Qué funciona para salir del ciclo

Nombrar el mecanismo

El primer paso es simplemente reconocer el patrón cuando aparece y nombrarlo: «esto es el síndrome del impostor». No elimina la sensación, pero crea un milímetro de distancia entre tú y el pensamiento. Ya no es una verdad objetiva sobre tu competencia; es un mecanismo conocido y manejable. Exactamente como la defusión cognitiva que funciona para otros pensamientos automáticos negativos.

Recopilar evidencias reales de forma sistemática

El síndrome del impostor trabaja con sensaciones y con memoria selectiva de los fracasos. Contrarréstalo con hechos concretos y sistemáticos. Mantén un registro de logros, de problemas resueltos, de feedback positivo recibido, de momentos en que estuviste a la altura.
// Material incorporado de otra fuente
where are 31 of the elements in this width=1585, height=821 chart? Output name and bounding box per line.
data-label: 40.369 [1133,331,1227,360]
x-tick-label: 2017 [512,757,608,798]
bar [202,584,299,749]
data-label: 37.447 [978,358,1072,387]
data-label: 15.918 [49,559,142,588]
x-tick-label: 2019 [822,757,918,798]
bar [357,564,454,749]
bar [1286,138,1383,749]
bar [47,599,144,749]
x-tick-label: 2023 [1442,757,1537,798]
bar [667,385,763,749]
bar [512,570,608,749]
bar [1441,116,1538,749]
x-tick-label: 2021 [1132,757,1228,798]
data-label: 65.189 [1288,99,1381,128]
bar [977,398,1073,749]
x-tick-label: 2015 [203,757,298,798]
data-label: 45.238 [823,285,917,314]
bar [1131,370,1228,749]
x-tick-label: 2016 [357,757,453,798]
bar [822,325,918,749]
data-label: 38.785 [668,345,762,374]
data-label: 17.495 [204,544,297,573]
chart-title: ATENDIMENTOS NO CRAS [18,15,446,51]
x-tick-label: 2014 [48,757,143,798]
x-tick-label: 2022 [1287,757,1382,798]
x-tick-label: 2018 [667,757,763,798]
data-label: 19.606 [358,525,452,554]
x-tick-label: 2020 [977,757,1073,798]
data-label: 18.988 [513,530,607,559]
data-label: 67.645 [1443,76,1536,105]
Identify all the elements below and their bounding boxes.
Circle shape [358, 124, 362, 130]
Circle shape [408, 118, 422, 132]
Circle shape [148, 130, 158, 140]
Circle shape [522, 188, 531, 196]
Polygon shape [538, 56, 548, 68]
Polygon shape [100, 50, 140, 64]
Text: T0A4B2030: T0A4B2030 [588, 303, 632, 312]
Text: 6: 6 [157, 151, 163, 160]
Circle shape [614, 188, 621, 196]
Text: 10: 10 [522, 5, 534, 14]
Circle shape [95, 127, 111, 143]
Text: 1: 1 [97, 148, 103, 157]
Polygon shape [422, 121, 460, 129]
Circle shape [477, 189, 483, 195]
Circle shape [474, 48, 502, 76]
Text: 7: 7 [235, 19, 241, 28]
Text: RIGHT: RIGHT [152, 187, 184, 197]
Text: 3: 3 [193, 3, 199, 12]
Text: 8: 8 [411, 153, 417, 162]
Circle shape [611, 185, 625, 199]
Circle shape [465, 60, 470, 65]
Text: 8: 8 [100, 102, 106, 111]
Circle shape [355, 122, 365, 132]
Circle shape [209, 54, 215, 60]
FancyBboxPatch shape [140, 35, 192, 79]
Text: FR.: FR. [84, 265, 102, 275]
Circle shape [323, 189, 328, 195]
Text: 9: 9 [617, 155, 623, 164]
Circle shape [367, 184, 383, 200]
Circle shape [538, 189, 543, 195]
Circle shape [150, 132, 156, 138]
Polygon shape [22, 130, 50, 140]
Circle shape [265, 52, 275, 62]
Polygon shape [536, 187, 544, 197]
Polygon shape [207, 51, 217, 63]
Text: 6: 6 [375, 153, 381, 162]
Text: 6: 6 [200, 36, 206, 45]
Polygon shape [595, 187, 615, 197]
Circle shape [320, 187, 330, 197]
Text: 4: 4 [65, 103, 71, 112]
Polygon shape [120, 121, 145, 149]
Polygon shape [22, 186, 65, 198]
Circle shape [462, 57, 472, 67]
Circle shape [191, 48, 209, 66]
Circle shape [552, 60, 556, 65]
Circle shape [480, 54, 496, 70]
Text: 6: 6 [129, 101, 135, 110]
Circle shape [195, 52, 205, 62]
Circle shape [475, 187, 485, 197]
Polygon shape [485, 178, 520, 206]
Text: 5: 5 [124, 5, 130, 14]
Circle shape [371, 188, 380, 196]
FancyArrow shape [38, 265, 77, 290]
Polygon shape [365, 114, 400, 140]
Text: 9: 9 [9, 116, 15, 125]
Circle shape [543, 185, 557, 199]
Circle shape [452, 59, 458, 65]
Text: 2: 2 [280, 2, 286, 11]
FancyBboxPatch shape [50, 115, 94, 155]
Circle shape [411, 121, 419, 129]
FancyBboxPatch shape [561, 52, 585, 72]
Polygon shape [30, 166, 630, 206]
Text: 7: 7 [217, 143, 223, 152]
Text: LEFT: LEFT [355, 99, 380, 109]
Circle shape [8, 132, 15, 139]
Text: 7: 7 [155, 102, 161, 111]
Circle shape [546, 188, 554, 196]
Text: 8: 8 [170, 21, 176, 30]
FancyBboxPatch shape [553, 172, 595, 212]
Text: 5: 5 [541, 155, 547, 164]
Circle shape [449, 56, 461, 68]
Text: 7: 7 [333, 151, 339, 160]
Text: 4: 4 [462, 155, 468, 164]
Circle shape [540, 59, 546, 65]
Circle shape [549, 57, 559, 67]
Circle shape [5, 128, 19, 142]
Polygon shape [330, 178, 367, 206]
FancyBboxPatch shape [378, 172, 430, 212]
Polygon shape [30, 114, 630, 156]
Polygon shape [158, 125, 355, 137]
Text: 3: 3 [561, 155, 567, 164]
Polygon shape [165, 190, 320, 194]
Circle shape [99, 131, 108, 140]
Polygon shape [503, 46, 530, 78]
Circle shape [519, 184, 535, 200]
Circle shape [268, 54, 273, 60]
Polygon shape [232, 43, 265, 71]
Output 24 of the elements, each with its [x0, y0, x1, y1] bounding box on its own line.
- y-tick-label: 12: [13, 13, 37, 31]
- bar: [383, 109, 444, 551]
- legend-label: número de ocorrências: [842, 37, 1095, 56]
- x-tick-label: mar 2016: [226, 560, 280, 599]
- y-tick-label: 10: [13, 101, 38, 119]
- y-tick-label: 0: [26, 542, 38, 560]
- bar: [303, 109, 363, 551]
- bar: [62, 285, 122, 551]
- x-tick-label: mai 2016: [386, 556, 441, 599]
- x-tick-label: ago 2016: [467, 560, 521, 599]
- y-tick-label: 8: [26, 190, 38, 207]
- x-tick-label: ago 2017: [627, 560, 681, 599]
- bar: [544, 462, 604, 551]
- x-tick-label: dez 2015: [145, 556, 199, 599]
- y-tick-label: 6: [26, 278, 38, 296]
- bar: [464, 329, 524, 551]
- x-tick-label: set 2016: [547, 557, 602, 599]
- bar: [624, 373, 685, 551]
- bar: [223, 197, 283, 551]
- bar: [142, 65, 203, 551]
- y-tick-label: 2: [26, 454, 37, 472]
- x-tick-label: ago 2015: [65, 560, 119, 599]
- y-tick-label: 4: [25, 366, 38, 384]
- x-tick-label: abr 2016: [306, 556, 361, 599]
No para construir un ego inflado, sino para calibrar con datos reales lo que el síndrome del impostor distorsiona con interpretaciones emocionales.

Hablar de ello con otros

El síndrome del impostor prospera en el silencio y en la comparación social. Cuando Maya Angelou confesó sus dudas, descubrió que casi todo el mundo a su alrededor sentía lo mismo. Cuando se nombra en voz alta en un contexto de confianza, pierde gran parte de su poder, porque revela que no es una señal especial de incapacidad propia sino un fenómeno humano extraordinariamente común.

«La duda de uno mismo es el primer obstáculo al éxito.»